Korkusunun, cesur kralına ihtiyacı vardı. İçinden haykırdı adını Rüzgar'ın. İçinin duvarlarında kasırgaya döndü bu ses ama dışardan kocaman iki avuç içinde kalmış minik bir serçe gibi ürkekti. Bir o kadar da çaresiz, bir o kadar canı yanıyordu.

Gazel kendinden emin dokunuşlarını kraliçenin üzerinden çekti ve elbisesinin yakasına geçirdiği an tiz bir sesle yırtıldı yakası.

Şimdi yalvarırcasına bakan zümrüt yeşili gözlere ihtirasla karşılık verdi Kral.
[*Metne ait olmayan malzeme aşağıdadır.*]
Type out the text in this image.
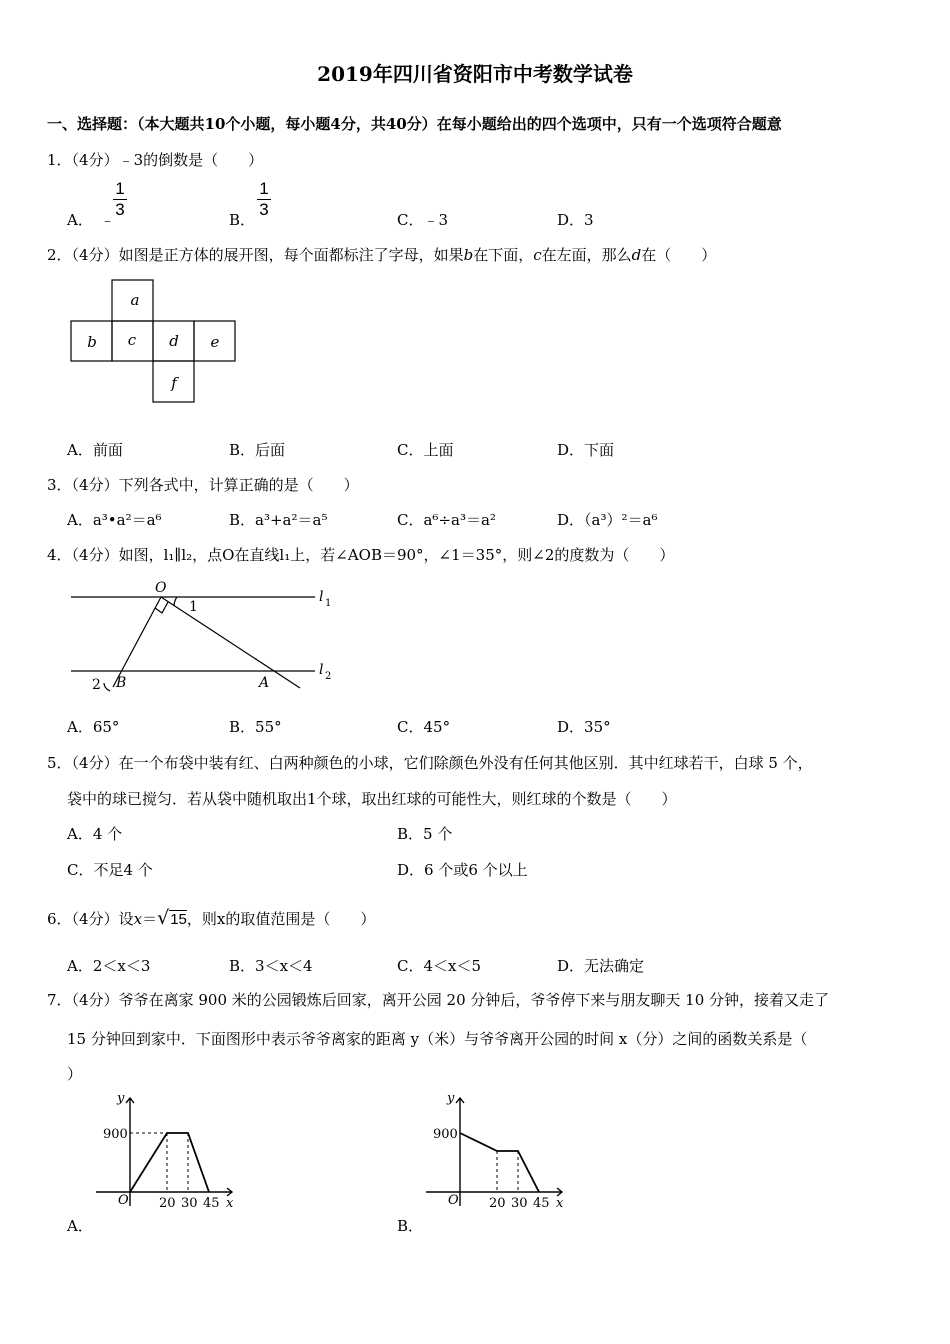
2019年四川省资阳市中考数学试卷
一、选择题：（本大题共10个小题，每小题4分，共40分）在每小题给出的四个选项中，只有一个选项符合题意
1．（4分）﹣3的倒数是（　　）
A． ﹣
1
3
B．
1
3
C．﹣3	D．3
2．（4分）如图是正方体的展开图，每个面都标注了字母，如果b在下面，c在左面，那么d在（　　）
a
b c d e
f
A．前面	B．后面	C．上面	D．下面
3．（4分）下列各式中，计算正确的是（　　）
A．a³•a²＝a⁶	B．a³+a²＝a⁵	C．a⁶÷a³＝a²	D．（a³）²＝a⁶
4．（4分）如图，l₁∥l₂，点O在直线l₁上，若∠AOB＝90°，∠1＝35°，则∠2的度数为（　　）
O
1
l 1
l 2
2 B	A
A．65°	B．55°	C．45°	D．35°
5．（4分）在一个布袋中装有红、白两种颜色的小球，它们除颜色外没有任何其他区别．其中红球若干，白球 5 个，
袋中的球已搅匀．若从袋中随机取出1个球，取出红球的可能性大，则红球的个数是（　　）
A．4 个	B．5 个
C．不足4 个	D．6 个或6 个以上
6．（4分）设x＝√15，则x的取值范围是（　　）
A．2＜x＜3	B．3＜x＜4	C．4＜x＜5	D．无法确定
7．（4分）爷爷在离家 900 米的公园锻炼后回家，离开公园 20 分钟后，爷爷停下来与朋友聊天 10 分钟，接着又走了
15 分钟回到家中．下面图形中表示爷爷离家的距离 y（米）与爷爷离开公园的时间 x（分）之间的函数关系是（
）
y
900
O 20 30 45 x
A．
y
900
O 20 30 45 x
B．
Bu gece; Patra, kraliçesine kavuşacaktı. "

-Bölüm On Yedi-

*Rüzgar*

Zifiri... Güneş doğsa bile karanlık gün, gün aysa bile simsiyah...

Gözümün gördüğü karanlık dahil, içinde yüzdüğüm hava bile boğuyordu beni. Hayali iki el boğazıma sarılmış nefes aldırmıyordu.

Dayanamıyordum.

Bu... Bu eziyetti, işkenceydi. Tenimin her noktasını dikenler kaplamıştı. Yüreğime ulaşan dikenler soluğumu kesiyordu. Biliyordum Ahles'in yokluğuydu o karanlık, biliyordum özlemekti o hayali iki el, biliyordum başka bir erkeğin yanında olmasıydı bu dikenler...

Ve o yavşak herifin onu öpmesiydi.

Bu düşünceyle birlikte, artık yanan ciğerlerimi umursamadan, ağzımı açıp haykırdım. Çaresiz kalışıma, onu orada bırakmama haykırdım. Dudaklarımdan kısık ve boğuk bir ses çıkarken aynı anda ağzımdan iri baloncuklar yükseldi ve terasın havuzunun yüzeyinde birer birer patladı.

Soğuktu biliyordum ama hissetmiyordum. Artık uyuşmaya mı başlamıştım, yoksa Ahles'in alevleri uzaktayken hissettiğim buz, şimdiki hava sıcaklığını görmezden gelmeme mi sebep oluyordu kestiremiyordum.

Gözlerimden akıp akmadığındam emin olamadığım tuzlu sıvı havuzun tatlı suyuna karışıyor olmalıydı ya da belki artık ağlayamayacak kadar uyuşmuştum. Görüş açımdaki bulanık görüntüye gözlerimi kapadım ve tenime batan iğnelerin her bir zerresini ciğerlerimde somut bir şekilde hissettim. Bilincimin kapandığını hissediyordum ama bunun için harekete geçmedim. Bedenim haftalardır boğulduğu için, ölümün yakıcı ferahlığını farkedemiyordu belli ki...

Düşüncelerim de yavaş yavaş bulanıklaşırken kolumdan su yüzüne çekildiğimi hissettim. Gözlerimi açamıyordum, göremiyordum... Sadece belli belirsiz hissediyordum.

Sırtım sert zeminle buluştuğunda ses tonunu duydum.

" Rüzgar nefes al! Rüzgar?!"

Sesi yüreğime dokunuyordu. Bu bir insandı. Konuşma şeklinden bunu anlayabiliyordum. Sesine ait her frekans çok uzaklardan bana ulaşıp ruhumu sarmalıyordu sanki. Yanaklarımda parmaklarına ait hafif darbeler hissettim. Belli ki beni ayıltmaya çalışıyordu. Baygın değildim ama tepki de veremiyordum.

" Rüzgar kendine gel!" dedi bu kez. Bu esrarengiz adamın sesindeki endişeyi bariz bir şekilde hissediyordum, bu korku da neyin nesiydi?

Mırıldanışını duydum ardından. Hitabı banaydı ama muhattabı ben değildim.